NAN and Sharpton have consistently fought for justice even when the perpetrators weren’t police officers. In 2012, 17-year-old Trayvon Martin was killed by a self-proclaimed neighborhood watchman as he walked with an iced tea and a bag of skittles. Sharpton drew attention to the case, led rallies and has stood with Trayvon’s mother and family through the years as they grappled with such a horrific, unjust loss. When 25-year-old Ahmaud Arbery was killed while out jogging by white vigilantes in 2020, it would take law enforcement 10 weeks to make the first arrests. Sharpton once again stood with the family, demanded justice, attended the trial and helped raise awareness about the case. In November 2021, all three white men were found guilty of murder charges, and in February of 2022, they were found guilty in a federal hate crimes trial. Justice was finally served.
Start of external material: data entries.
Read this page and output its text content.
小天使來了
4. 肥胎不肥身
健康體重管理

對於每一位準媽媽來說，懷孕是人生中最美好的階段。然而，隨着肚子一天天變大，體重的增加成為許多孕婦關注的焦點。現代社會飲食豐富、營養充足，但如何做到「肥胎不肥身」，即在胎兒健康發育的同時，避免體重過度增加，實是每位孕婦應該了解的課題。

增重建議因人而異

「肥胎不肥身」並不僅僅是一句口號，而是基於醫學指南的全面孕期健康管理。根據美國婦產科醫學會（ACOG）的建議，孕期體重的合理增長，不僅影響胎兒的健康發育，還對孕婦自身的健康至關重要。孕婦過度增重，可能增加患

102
Throughout the years, Sharpton utilized his gifts to raise awareness for injustice wherever it occurred. In fact, he has been arrested over 30 times for acts of civil disobedience, including spending 90 days in jail for protesting the bombing of the island of Vieques. He also spent 45 days in jail and another 10 days for other peaceful demonstrations. He has, in short, paid real dues.
Vanity Fair published an exclusive profile piece in 2014 in which they referred to Sharpton as “arguably the country’s most influential civil rights leader.” And they were correct. Year after year, he and NAN hold a national convention at the Sheraton Times Square Hotel where thousands attend, including dignitaries, elected officials, clergy and activists from around the country, as well as from around the world. Every August, he commemorates Dr. King’s historic March on Washington, and as recently as 2020, over 200,000 people attended demanding national police reform.
Sharpton is the author of several books, including Go and Tell Pharaoh, Al on America The Rejected Stone, Rise Up, and most recently Righteous Troublemakers. He has served as a guest lecturer at Tennessee State University, and has received honorary doctorate degrees from Medgar Evers College, Fisk University, Bethune-Cookman University, Virginia Union University, Voorhees College, among others.
In 2000, Coretta Scott King participated in a NAN-organized “Redeem the Dream” march in Washington, D.C. She praised Sharpton for continuing the steadfast work of her late husband. It was the highest honor he could receive. Thirteen years later, nearly a quarter of a million people attended the 50th anniversary of Dr. King’s 1963 March on Washington. It was a defining moment.
Today, Sharpton and NAN continue advocating on behalf of the powerless, and keep up the fight for voting rights, pay equity, police reform, reproductive rights, fair housing, health care, LGBTQ rights, environmental justice, quality education and so much more. They empower youth leaders around the country to carry the torch of freedom and justice forward. Sharpton speaks on the world stage, addressing racial disparity in a host of nations, reminding everyone that nobody is truly free until we are all free.
Sharpton resides in New York City. He is the proud father of two daughters, Dominique and Ashley, and the grandfather of Marcus Al Sharpton Bright.